Regolatore di tensione per Vespa compatto

ottobre 1st, 2018 | Posted by Marco Plessi in Elettronica | Visite: 74

Nuova versione, più compatta e con un design robusto, del regolatore di tensione lineare per Vespa.

Dato il successo del progetto, ho deciso di realizzarne una versione “definitiva”, derivata comunque dalla precedente versione.

Questa versione integra soltanto la regolazione della tensione, senza relè per l’accensione dei carichi, in quanto è possibile utilizzare l’impianto originale (ad esclusione dei casi in cui si desidera modificarne il funzionamento). Inoltre in questo modo è universale e può essere utilizzato in qualsiasi caso.
Dotato di un contenitore in alluminio dissipato, ha un ingombro massimo di 50x147x113mm (HxLxP), è molto robusto e adatto a diversi utilizzi. Inizialmente il PCB era stato disegnato per il montaggio sul canale centrale di un dissipatore “aperto” ma successivamente è stato cambiato il progetto a favore di un montaggio inscatolato, più sicuro e affidabile.

Rispetto ad altri regolatori è più ingobrante, ma questo è dovuto al fatto che stabilizza una corrente molto irregolare (quella proveniente dalla bobina dei servizi) e in uscita offre una tensione molto stabile, adatta anche ad alimentare dispositivi più delicati.
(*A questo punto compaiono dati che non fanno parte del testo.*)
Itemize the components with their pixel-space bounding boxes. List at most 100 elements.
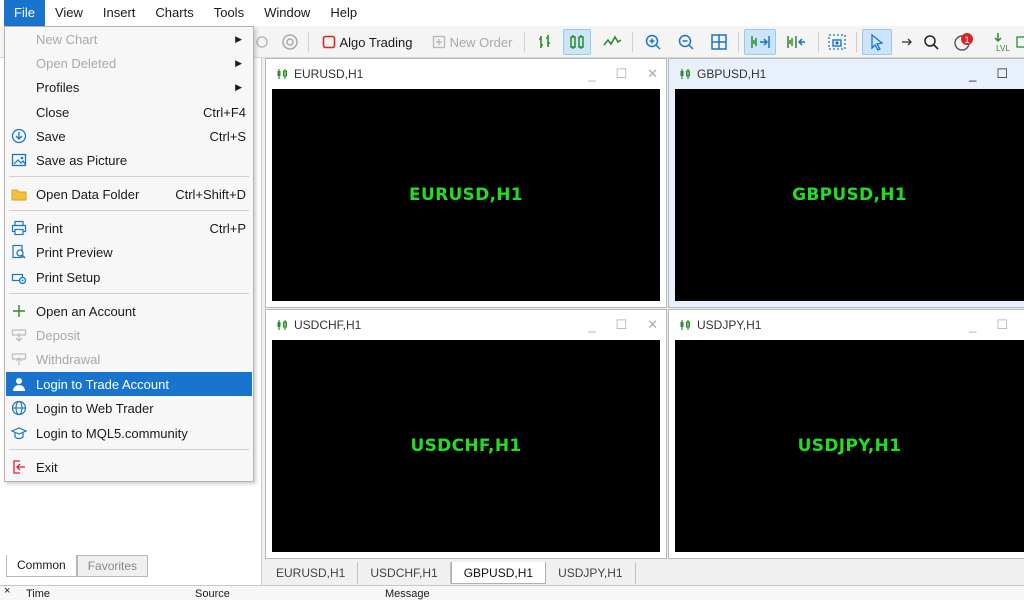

Inoltre la dimensione un po’ abbondante permette una sicura dissipazione del calore e un’affidabilità elevata.

La tensione in ingresso può variare tra 0V e 80V e la tensione di uscita è stabilizzata a 13,8V.

La corrente massima erogabile è di 8A.

ATTENZIONE: il regolatore è progettato per essere collegato ad una bobina tipica da Vespa, non utilizzatelo per regolare la tensione proveniente da un trasformatore o altri dispositivi da rete.

L’uscita può essere collegata anche ad una batteria al piombo da 12V, per permettere una maggior stabilizzazione della tensione anche quando il motore è al minimo o spento.

Di seguito riporto lo schema elettrico del PCB, i collegamenti esterni sono a parte:

Il regolatore ha due stadi di regolazione, il primo è lo shunt, che cortocircuita a massa gli spike di tensione superiori a 27V. Il secondo stadio è il regolatore lineare vero e proprio che stabilizza la tensione ad un valore di 13,8V.

Lo stadio shunt taglia sopra i 27V in quanto per lo stadio lineare gestire tensioni superiori a questa soglia comporterebbe una dissipazione di potenza troppo elevata e si surriscalderebbe. Lo statore genera tensione maggiore di 27V comunque in pochi periodi, perciò la potenza che viene “persa” è relativamente poca e trascurabile. 27V è il giusto compromesso tra energia dissipata dallo stadio lineare ed energia persa dallo stadio shunt.

Di seguito l’immagine del PCB (che in realtà era stato progettato per un montaggio diverso, infatti potrebbe essere ottimizzato):

Il regolatore è stato inscatolato in un contenitore in allumino con un dissipatore fissato nella parte superiore, in modo da essere robusto e da permettere una dissipazione sufficiente. È comunque necessario fissare il regolatore in un punto sufficientemente aerato o comunque predisporre una ventilazione forzata mediante ventola.

Il regolatore è dotato di una morsettiera a 6 poli per il collegamento della bobina dei servizi, dell’impianto elettrico e dell’eventuale ventola.

Il pinout della morsettiera è il seguente:

 

Il regolatore viene collegato alla Vespa nel seguente modo:

La ventola può essere omessa nel caso il regolatore sia installato in un punto ben aerato e la corrente del carico non supera i 2A. La batteria è utile perché quando il motore è al minimo potrebbe non generare tensione sufficiente, quindi i carichi vengono alimentati in tampone dalla batteria stessa. Inoltre quando il motore è spento, se si ha installato la batteria, si possono comunque accendere fari e altri carichi.

Il regolatore è stato testato applicando 24V in ingresso e collegando una lampada da 60W in uscita. Con una corrente costante di assorbimento di 5A, il regolatore è diventato molto caldo, ma dopo 2 ore di funzionamento non ha dato segni di cedimenti e, anche se caldo, le temperature erano comunque sotto la soglia di sicurezza dei componenti elettronici.